De andere twee partijen hielden de traditie van de reeks in ere dat ze zowat tot het laatst duurden. Patrick en Guy waren de eersten van die laatsten. Zoals gezegd kwam er een onvervalste Grünfeld op het bord, m.b. de ruilvariant. Dat leverde boeiend spel op, waarin zwart een vrijpionnenpaar wist te creëren op de damevleugel en wit tegenspel zocht tegen een enigszins ingesnoerde zwarte koningsstelling. Die laatste poging sloeg echter niet door en vervolgens bleek het zwarte overwicht op de damevleugel beslissend: 0-1.
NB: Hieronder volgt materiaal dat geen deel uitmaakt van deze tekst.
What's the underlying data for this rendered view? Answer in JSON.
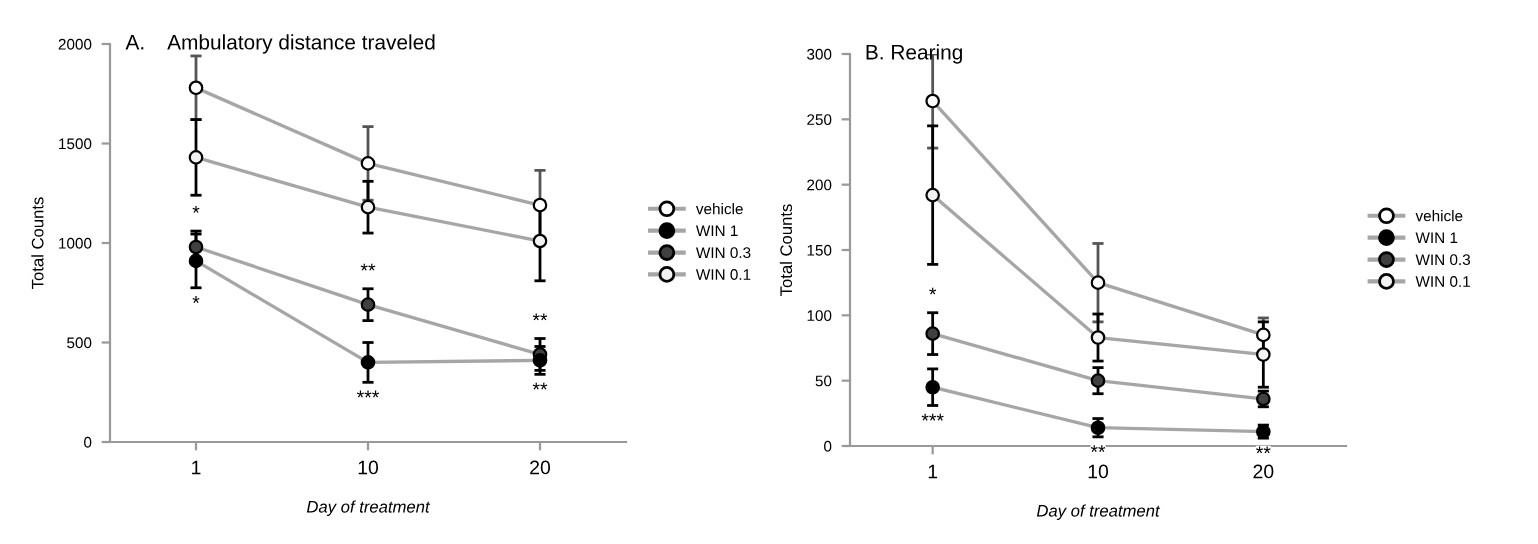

De laatste strijders gingen helemaal richting tijdnood. Na zijn dubbele nederlaag in één week vorig jaar had Carlo een eitje te pellen met Jan, maar uiteraard ging die de eipellerij niet gewillig ondergaan. Het Engels van wit werd symmetrisch beantwoord door zwart, tot Carlo d4 opspeelde, precies op het moment dat je het van hem verwacht – overigens ook het geëigende moment. Halverwege leek wit goede kansen te hebben om het laken naar zich toe te trekken, maar toen zich, in de al betere stelling, een kwaliteit aandiende, ging hij er niet op in, op zoek naar beters en beducht voor het desgevallend resulterende zwarte loperpaar en tegendreigingen alom. Uiteindelijk hield hij aan zijn aanvallende inspanningen een pluspion over, met dame en loper nog op het bord, niet het soort stelling dat je in de tijdnoodfase simpelweg converteert, mocht dat überhaupt kunnen. Remise was dan ook niet meer zo verrassend: ½ – ½.
Halfweg, tijd voor een balans en wat herfsttooi. Grosso modo is de heenronde afgewerkt. Er zijn nog wel enkele partijen te spelen – 4 deelnemers hebben nog een 8ste partij voor de boeg – maar voor een balans nu al maakt dat niet zoveel uit. Toch zit het wat ingewikkelder, omdat er al één partij uit de terugronde is gespeeld, nl. Patrick–Jan, die eigenlijk niet mag meetellen, en beiden nog een heenrondepartij moeten spelen die wel verrekend moet worden. Er is echter maar één geval dat er toe doet, dus kunnen we de overige inhaaltoestanden buiten beschouwing laten.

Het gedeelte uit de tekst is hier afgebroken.